Lo que busca penalizar es la infraestructura organizada del engaño.

La iniciativa establece que será sancionado quien contrate, organice, administre o financie una red de cuentas de redes sociales o perfiles digitales automatizados, falsos o supuestos destinada a simular opinión pública o participación política e incidir en elecciones o plebiscitos, así como a fabricar artificialmente apoyo o rechazo hacia personas, candidaturas, partidos, políticas públicas o iniciativas legislativas.

La pena propuesta es de presidio menor en su grado medio a máximo, es decir, desde 541 días hasta cinco años, además de una multa fiscal equivalente al doble del valor de los dispositivos o servicios digitales contratados.

La iniciativa contempla además agravantes cuando estas operaciones se realicen como parte de una actividad comercial organizada o con ánimo de lucro, o cuando tengan por finalidad afectar la honra o dignidad de una persona determinada. En esos casos deberá aplicarse la pena en su grado máximo.

El límite: no penalizar las opiniones

El proyecto entra en un terreno especialmente delicado porque cualquier regulación del debate político en internet puede entrar en tensión con la libertad de expresión.

Por ello, sus fundamentos establecen expresamente que la iniciativa no pretende regular el contenido de la información difundida en las plataformas digitales.

Una opinión política —verdadera, falsa, favorable u ofensiva— expresada por una persona real no quedaría comprendida en esta nueva figura penal. La conducta sancionada sería la creación deliberada de una estructura de identidades inexistentes destinada a engañar a los ciudadanos respecto de la existencia de un determinado respaldo social.

“Un mismo mensaje político, verdadero o falso, no es alcanzado por esta ley cuando es expresado por una persona real que no oculta su identidad”, señala la fundamentación. Lo que se pretende perseguir es la utilización organizada de cuentas que “simula ser lo que no es”.

La iniciativa sostiene además que la regulación debería tener un carácter transversal.

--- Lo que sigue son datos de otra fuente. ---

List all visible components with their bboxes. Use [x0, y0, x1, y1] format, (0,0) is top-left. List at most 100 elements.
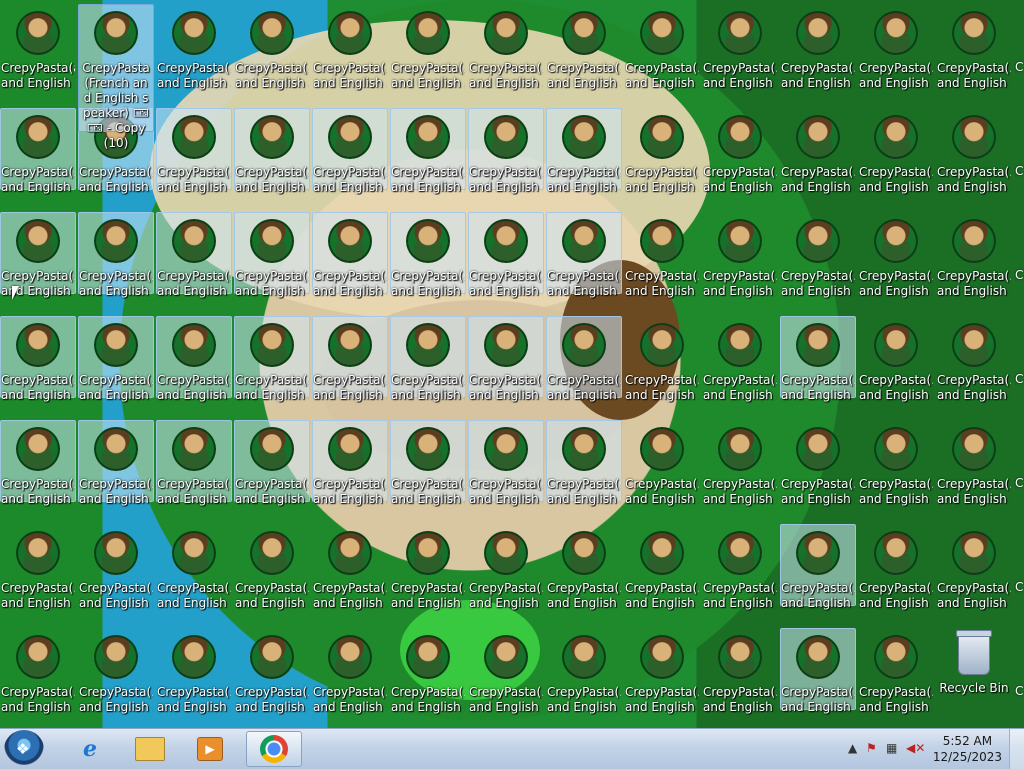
desktop-icon-item[interactable]: CrepyPasta(...and English ... [156, 420, 232, 506]
desktop-icon-item[interactable]: CrepyPasta(...and English ... [780, 628, 856, 714]
desktop-icon-item[interactable]: CrepyPasta(...and English ... [858, 108, 934, 194]
desktop-icon-item[interactable]: CrepyPasta(...and English ... [312, 212, 388, 298]
desktop-icon-item[interactable]: CrepyPasta(...and English ... [702, 420, 778, 506]
show-desktop-button[interactable] [1009, 729, 1024, 769]
desktop-icon-item[interactable]: CrepyPasta(...and English ... [234, 420, 310, 506]
desktop-icon-item[interactable]: CrepyPasta(...and English ... [936, 524, 1012, 610]
start-button[interactable]: ❖ [4, 730, 44, 768]
desktop-icon-item[interactable]: CrepyPasta(...and English ... [624, 4, 700, 90]
desktop-icon-item[interactable]: CrepyPasta(...and English ... [156, 524, 232, 610]
desktop-icon-item[interactable]: CrepyPasta(...and English ... [858, 316, 934, 402]
desktop-icon-item[interactable]: CrepyPasta(...and English ... [624, 108, 700, 194]
desktop-icon-item[interactable]: CrepyPasta(...and English ... [546, 108, 622, 194]
desktop-icon-item[interactable]: CrepyPasta(...and English ... [936, 212, 1012, 298]
desktop-icon-item[interactable]: CrepyPasta(...and English ... [702, 212, 778, 298]
clock[interactable]: 5:52 AM 12/25/2023 [933, 733, 1002, 765]
desktop-icon-item[interactable]: CrepyPasta(...and English ... [0, 420, 76, 506]
desktop-icon-item[interactable]: CrepyPasta(...and English ... [858, 524, 934, 610]
desktop-icon-item[interactable]: CrepyPasta(...and English ... [156, 4, 232, 90]
desktop-icon-item[interactable]: CrepyPasta(...and English ... [858, 4, 934, 90]
desktop-icon-item[interactable]: CrepyPasta(...and English ... [780, 4, 856, 90]
desktop-icon-item[interactable]: CrepyPasta(...and English ... [468, 524, 544, 610]
action-center-flag-icon[interactable]: ⚑ [866, 741, 877, 755]
desktop-icon-item[interactable]: CrepyPasta(...and English ... [468, 108, 544, 194]
desktop-icon-item[interactable]: CrepyPasta(...and English ... [936, 316, 1012, 402]
desktop-icon-item[interactable]: CrepyPasta(...and English ... [702, 108, 778, 194]
desktop-icon-item[interactable]: CrepyPasta(a...and English ... [0, 4, 76, 90]
desktop-icon-item[interactable]: CrepyPasta(...and English ... [312, 4, 388, 90]
desktop-icon-item[interactable]: CrepyPasta(...and English ... [0, 212, 76, 298]
desktop-icon-item[interactable]: CrepyPasta(...and English ... [702, 316, 778, 402]
desktop-icon-item[interactable]: CrepyPasta(...and English ... [0, 628, 76, 714]
desktop-icon-item[interactable]: CrepyPasta(...and English ... [78, 628, 154, 714]
recycle-bin-icon-item[interactable]: Recycle Bin [936, 628, 1012, 710]
desktop-icon-item[interactable]: CrepyPasta(...and English ... [0, 108, 76, 194]
desktop-icon-item[interactable]: CrepyPasta(...and English ... [156, 316, 232, 402]
show-hidden-icons-icon[interactable]: ▲ [848, 741, 857, 755]
taskbar-media-player[interactable]: ▶ [182, 731, 238, 767]
desktop-icon-item[interactable]: CrepyPasta(...and English ... [936, 108, 1012, 194]
desktop-icon-item[interactable]: CrepyPasta(...and English ... [780, 524, 856, 610]
desktop-icon-item[interactable]: CrepyPasta(...and English ... [0, 316, 76, 402]
desktop-icon-item[interactable]: CrepyPasta(...and English ... [390, 420, 466, 506]
taskbar-google-chrome[interactable] [246, 731, 302, 767]
desktop-icon-item[interactable]: CrepyPasta(...and English ... [78, 420, 154, 506]
desktop-icon-item[interactable]: CrepyPasta(...and English ... [390, 108, 466, 194]
desktop-icon-item[interactable]: CrepyPasta(...and English ... [234, 524, 310, 610]
desktop-icon-item[interactable]: CrepyPasta(...and English ... [702, 4, 778, 90]
desktop-icon-item[interactable]: CrepyPasta(...and English ... [858, 420, 934, 506]
desktop-icon-item[interactable]: CrepyPasta(...and English ... [624, 628, 700, 714]
desktop-icon-item[interactable]: CrepyPasta(...and English ... [468, 420, 544, 506]
desktop-icon-item[interactable]: CrepyPasta(...and English ... [78, 524, 154, 610]
desktop-icon-item[interactable]: CrepyPasta(...and English ... [78, 316, 154, 402]
desktop-icon-item[interactable]: CrepyPasta(...and English ... [624, 420, 700, 506]
desktop-icon-item[interactable]: CrepyPasta(...and English ... [156, 108, 232, 194]
desktop-icon-item[interactable]: CrepyPasta(...and English ... [390, 316, 466, 402]
desktop-icon-item[interactable]: CrepyPasta(...and English ... [234, 316, 310, 402]
desktop-icon-item[interactable]: CrepyPasta(...and English ... [156, 628, 232, 714]
taskbar-windows-explorer[interactable] [122, 731, 178, 767]
desktop-icon-item[interactable]: CrepyPasta(...and English ... [156, 212, 232, 298]
desktop-icon-item[interactable]: CrepyPasta(...and English ... [858, 628, 934, 714]
desktop-icon-item[interactable]: CrepyPasta(...and English ... [312, 420, 388, 506]
desktop-icon-item[interactable]: CrepyPasta(...and English ... [78, 212, 154, 298]
desktop-icon-item[interactable]: CrepyPasta(...and English ... [624, 524, 700, 610]
desktop-icon-item[interactable]: CrepyPasta(...and English ... [780, 420, 856, 506]
volume-muted-icon[interactable]: ◀✕ [906, 741, 925, 755]
desktop-icon-item[interactable]: CrepyPasta(...and English ... [234, 212, 310, 298]
desktop-icon-item[interactable]: CrepyPasta(...and English ... [546, 4, 622, 90]
desktop-icon-item[interactable]: CrepyPasta(...and English ... [546, 628, 622, 714]
desktop-icon-item[interactable]: CrepyPasta(...and English ... [390, 4, 466, 90]
desktop-icon-item[interactable]: CrepyPasta(...and English ... [858, 212, 934, 298]
desktop-icon-item[interactable]: CrepyPasta(...and English ... [702, 524, 778, 610]
desktop-icon-item[interactable]: CrepyPasta(...and English ... [702, 628, 778, 714]
desktop-icon-item[interactable]: CrepyPasta(...and English ... [468, 4, 544, 90]
desktop-icon-item[interactable]: CrepyPasta(...and English ... [468, 628, 544, 714]
desktop-icon-item[interactable]: CrepyPasta(...and English ... [780, 316, 856, 402]
desktop-icon-item[interactable]: CrepyPasta(...and English ... [312, 524, 388, 610]
desktop-icon-item[interactable]: CrepyPasta(...and English ... [312, 316, 388, 402]
desktop-icon-item[interactable]: CrepyPasta(...and English ... [624, 212, 700, 298]
desktop-icon-item[interactable]: CrepyPasta(...and English ... [390, 524, 466, 610]
desktop-icon-item[interactable]: CrepyPasta(...and English ... [546, 524, 622, 610]
desktop-icon-item[interactable]: CrepyPasta(...and English ... [780, 108, 856, 194]
desktop-icon-item[interactable]: CrepyPasta(...and English ... [546, 420, 622, 506]
desktop-icon-item[interactable]: CrepyPasta(...and English ... [390, 212, 466, 298]
desktop-icon-item[interactable]: CrepyPasta(...and English ... [936, 420, 1012, 506]
desktop-icon-item[interactable]: CrepyPasta(French and English speaker) 🀴… [78, 4, 154, 150]
desktop-icon-item[interactable]: CrepyPasta(...and English ... [546, 212, 622, 298]
desktop-icon-item[interactable]: CrepyPasta(...and English ... [468, 316, 544, 402]
desktop-icon-item[interactable]: CrepyPasta(...and English ... [546, 316, 622, 402]
taskbar-internet-explorer[interactable]: e [62, 731, 118, 767]
desktop-icon-item[interactable]: CrepyPasta(...and English ... [468, 212, 544, 298]
desktop-icon-item[interactable]: CrepyPasta(...and English ... [234, 628, 310, 714]
network-icon[interactable]: ▦ [886, 741, 897, 755]
desktop-icon-item[interactable]: CrepyPasta(...and English ... [0, 524, 76, 610]
desktop-icon-item[interactable]: CrepyPasta(...and English ... [234, 108, 310, 194]
desktop-icon-item[interactable]: CrepyPasta(...and English ... [390, 628, 466, 714]
desktop-icon-item[interactable]: CrepyPasta(...and English ... [234, 4, 310, 90]
desktop-icon-item[interactable]: CrepyPasta(...and English ... [624, 316, 700, 402]
desktop-icon-item[interactable]: CrepyPasta(...and English ... [312, 628, 388, 714]
desktop-icon-item[interactable]: CrepyPasta(...and English ... [936, 4, 1012, 90]
desktop-icon-item[interactable]: CrepyPasta(...and English ... [780, 212, 856, 298]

Las redes de identidades falsas pueden ser utilizadas por cualquier sector político y, por tanto, proteger la autenticidad del debate democrático no debería depender de quién resulte beneficiado o perjudicado por una operación determinada.

El proyecto abre así una discusión que hasta ahora había avanzado en Chile principalmente a través de investigaciones periodísticas, académicas y denuncias judiciales: si la fabricación industrial de una opinión pública inexistente mediante ejércitos de identidades digitales falsas debe continuar siendo considerada simplemente una estrategia de comunicación política o pasar a constituir un delito.

La discusión adquiere particular relevancia después del caso Cerimedo. Más allá de cuánto pueda demostrarse finalmente sobre la influencia efectiva de estas operaciones en las decisiones electorales, las investigaciones conocidas durante las últimas semanas han dejado instalada una pregunta más profunda: quién organiza, quién financia y quién se beneficia políticamente de las redes destinadas a hacer pasar propaganda coordinada por opinión espontánea de los ciudadanos.